In retaliation for that criticism, the governor appointed a board in February to run a special district given to Disney in the 1960s at its Orlando amusement park, which the company ran as a local government.
“A targeted campaign of government revenge – orchestrated at every turn by Governor DeSantis as punishment for Disney’s speech – now threatens Disney’s business operations, jeopardizes its economic future in the region and violates its constitutional rights,” the statement said. company in its lawsuit filed in a north Florida federal court.
The move by Disney, which employs more than 75,000 people in the state, comes after the DeSantis-appointed board on Wednesday annulled agreements signed by the company just before it ceded control of the special district.
With that move, Disney made sure it didn’t need board approval to build buildings in the district or cede acreage rights, as well as prohibit new managers from using the company’s name or characters.
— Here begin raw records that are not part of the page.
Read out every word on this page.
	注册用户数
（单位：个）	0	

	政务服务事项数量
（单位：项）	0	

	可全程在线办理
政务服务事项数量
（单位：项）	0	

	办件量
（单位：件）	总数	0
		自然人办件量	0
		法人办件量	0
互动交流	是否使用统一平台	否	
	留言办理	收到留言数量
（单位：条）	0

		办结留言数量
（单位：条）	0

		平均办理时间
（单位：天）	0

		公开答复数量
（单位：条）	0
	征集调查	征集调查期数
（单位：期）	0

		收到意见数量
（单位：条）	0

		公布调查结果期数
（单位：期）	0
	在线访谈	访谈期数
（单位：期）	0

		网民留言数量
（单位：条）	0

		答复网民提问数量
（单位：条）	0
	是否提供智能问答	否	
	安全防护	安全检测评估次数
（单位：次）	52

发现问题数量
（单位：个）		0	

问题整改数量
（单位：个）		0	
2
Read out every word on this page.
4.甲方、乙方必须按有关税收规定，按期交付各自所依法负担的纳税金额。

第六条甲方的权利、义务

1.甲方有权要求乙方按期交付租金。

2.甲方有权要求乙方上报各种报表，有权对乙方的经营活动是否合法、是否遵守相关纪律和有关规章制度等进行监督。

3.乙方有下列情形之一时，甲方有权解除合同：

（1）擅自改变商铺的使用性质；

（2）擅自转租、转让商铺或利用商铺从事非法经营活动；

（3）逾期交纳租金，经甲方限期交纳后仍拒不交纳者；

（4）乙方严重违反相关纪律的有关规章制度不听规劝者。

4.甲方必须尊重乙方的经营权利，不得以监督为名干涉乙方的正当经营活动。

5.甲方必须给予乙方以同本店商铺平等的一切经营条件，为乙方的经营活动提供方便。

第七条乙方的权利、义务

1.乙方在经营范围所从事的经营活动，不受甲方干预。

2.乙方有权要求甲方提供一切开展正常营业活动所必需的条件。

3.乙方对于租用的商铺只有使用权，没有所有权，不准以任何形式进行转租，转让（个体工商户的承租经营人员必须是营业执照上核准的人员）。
The documents included a clause guaranteeing their validity until “21 years after the death of the last surviving descendant of King Charles III” of England. DeSantis, whose run for the White House appears imminent, had vowed to void those agreements and threatened to raise the company’s taxes or impose safety inspections.
The 44-year-old rising star of the American right has become known with his cultural battles against politicians, professors and companies like Disney, whom he accuses of imposing a progressive ideology on others.
In its lawsuit, the company requests that the laws that stripped it of control of the special district be made illegal, alleging that they were “enacted in retaliation for Disney’s political speech in violation of the First Amendment,” which protects free speech.
“The company has no choice but to bring this lawsuit to protect its members, customers and local partners from a relentless campaign to use the power of government as a weapon against Disney,” the company said in the court document.
“In the United States, the government can’t punish you for speaking your mind,” he added.
Disney has announced plans to invest more than $17 billion in Disney World over the next decade, a move that it forecasts will create more than 10,000 new jobs and attract even more tourists to Florida.